As ferramentas digitais como – Facebook, WhatsApp, Instagram – são recentes e a maioria dos países não tem uma legislação para regular o uso das possibilidades que elas oferecem. Aliás, a cada par de meses surgem novas características dentro dessas mesmas ferramentas (como ter um perfil para empresas, depois postar anúncios, depois “impulsionar” as postagem pagando para aumentar o alcance deles, etc).
A forma como funcionam os processos democráticos dos países, como o debate entre diferentes partidos, a escrita e negociação sobre projetos lei, o trâmite das votações na câmara, depois no senado, voltando para a câmara, com possibilidade de veto total ou parcial pelo presidente, etc, claramente não tem a mesma agilidade das novas tecnologias. Além disso, os políticos que são os representantes escolhidos por nós para navegar por todos esses trâmites, têm seus interesses particulares. Um deles é o de atrair financiadores para suas campanhas para poderem se manter nos cargos por sucessivos mandatos.

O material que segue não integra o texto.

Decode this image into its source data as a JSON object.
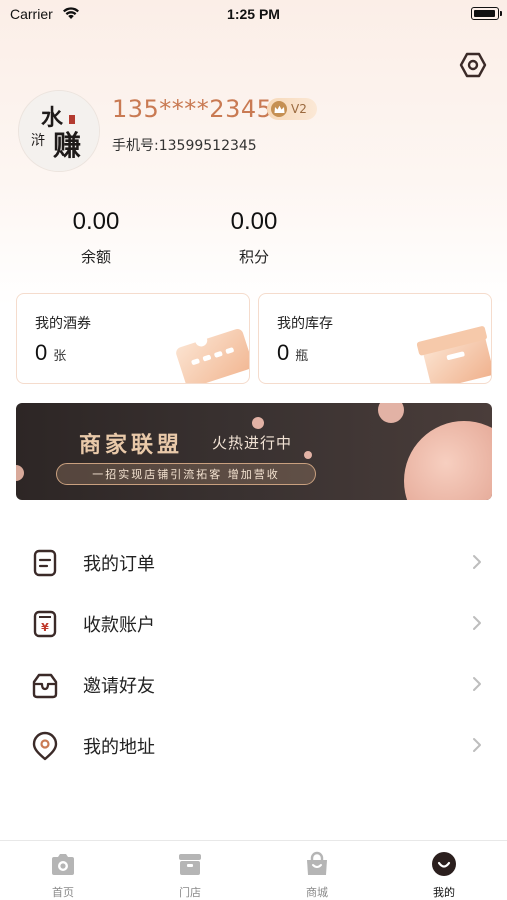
{
  "status_bar": {
    "carrier": "Carrier",
    "time": "1:25 PM"
  },
  "profile": {
    "username": "135****2345",
    "vip_level": "V2",
    "phone": "手机号:13599512345",
    "avatar_text": "水浒赚"
  },
  "stats": [
    {
      "value": "0.00",
      "label": "余额"
    },
    {
      "value": "0.00",
      "label": "积分"
    }
  ],
  "cards": [
    {
      "title": "我的酒券",
      "count": "0",
      "unit": "张"
    },
    {
      "title": "我的库存",
      "count": "0",
      "unit": "瓶"
    }
  ],
  "banner": {
    "title": "商家联盟",
    "subtitle": "火热进行中",
    "tagline": "一招实现店铺引流拓客 增加营收"
  },
  "menu": [
    {
      "label": "我的订单",
      "icon": "order-icon"
    },
    {
      "label": "收款账户",
      "icon": "wallet-yuan-icon"
    },
    {
      "label": "邀请好友",
      "icon": "invite-icon"
    },
    {
      "label": "我的地址",
      "icon": "location-icon"
    }
  ],
  "tabs": [
    {
      "label": "首页",
      "icon": "camera-home-icon",
      "active": false
    },
    {
      "label": "门店",
      "icon": "store-icon",
      "active": false
    },
    {
      "label": "商城",
      "icon": "shopping-bag-icon",
      "active": false
    },
    {
      "label": "我的",
      "icon": "profile-smile-icon",
      "active": true
    }
  ],
  "colors": {
    "accent": "#c97a53",
    "vip_badge": "#f7d9b9",
    "banner_gold": "#e9c9a9",
    "banner_bg": "#2d2625",
    "icon_dark": "#3b2a28",
    "tab_inactive": "#b5b5b5"
  }
}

O que Carole descobriu sobre a manipulação da campanha a favor do Brexit é que além do uso massivo das redes sociais e do conteúdo mentiroso dos anúncios, o dinheiro que pagava os impulsionamentos (e engordava a receita do Facebook) vinha de lugares nada ortodoxos, como empresas russas. Mais do que isso, a investigação da jornalista encontrou um elo entre o que aconteceu no Brexit e a campanha que elegeu Donald Trump, presidente dos Estados Unidos.
O documentário Privacidade Hackeada (disponível no Netflix), mostra o uso dos dados que todos nós cedemos ao Facebook (nos testes de personalidade que fazemos e postamos na rede social, por exemplo), por empresas como a Cambridge Analytica. A partir dessas informações, a empresa mapeou o perfil psicológico dos eleitores norte-americanos, identificou aqueles que seriam sucetíveis a uma manipulação e direcionou a propaganda pró-Trump para esse grupo. O truque é manipular sentimentos de ódio e medo, fazendo com que as dúvidas (racionais) dos eleitores se transformassem em certezas (irracionais). A Cambridge Analytica comemorou a vitória de Donald Trump como um grande momento. Com esse caso de sucesso, eles poderiam oferecer o serviço dele para muitos governos pelo mundo.
Se ingleses e norte americanos foram manipulados pelo uso ainda não ilegal de ferramentas que hoje são globais, qual a possibilidade de nós aqui, na periferia do mundo, não estarmos à mercê dessas mesmas práticas? O trabalho investigativo da jornalista Carole Cadwalladr parou a empresa Cambridge Analytica, mas ainda não conseguiu responsabilizar legalmente o Facebook. A democracia ainda não tem defesas legais ou institucionais frente a esse casamento da tecnologia com o dinheiro dos mais ricos, que impõe a todos nós seus interesses econômicos e políticos.
O jornalismo ético é a última linha de defesa, mantendo as democracias vivas, ainda que feridas, nesse contexto de desinformação e mentiras que estamos vivendo. Nosso papel enquanto sociedade é apoiar a pluralidade da imprensa, financiar os profissionais que trabalham de forma independente (já que eles não estão dentro de uma estrutura corporativa que os proteja, e por isso são alvos de múltiplos processos que os fragilizam financeiramente). Ainda que nossas emoções possam ser manipuladas, nós somos responsáveis pelo que escolhemos fazer quando sentimos ódio e medo. Acompanhar o trabalho de jornalistas como Carole Cadwalladr, The Young Turks, Glen Greenwald, Luis Nassif, Bob Fernandes, entre outros, é essencial em tempos de manipulação.
Muito oportuno para refletirmos sobre a manipulação nas redes sociais!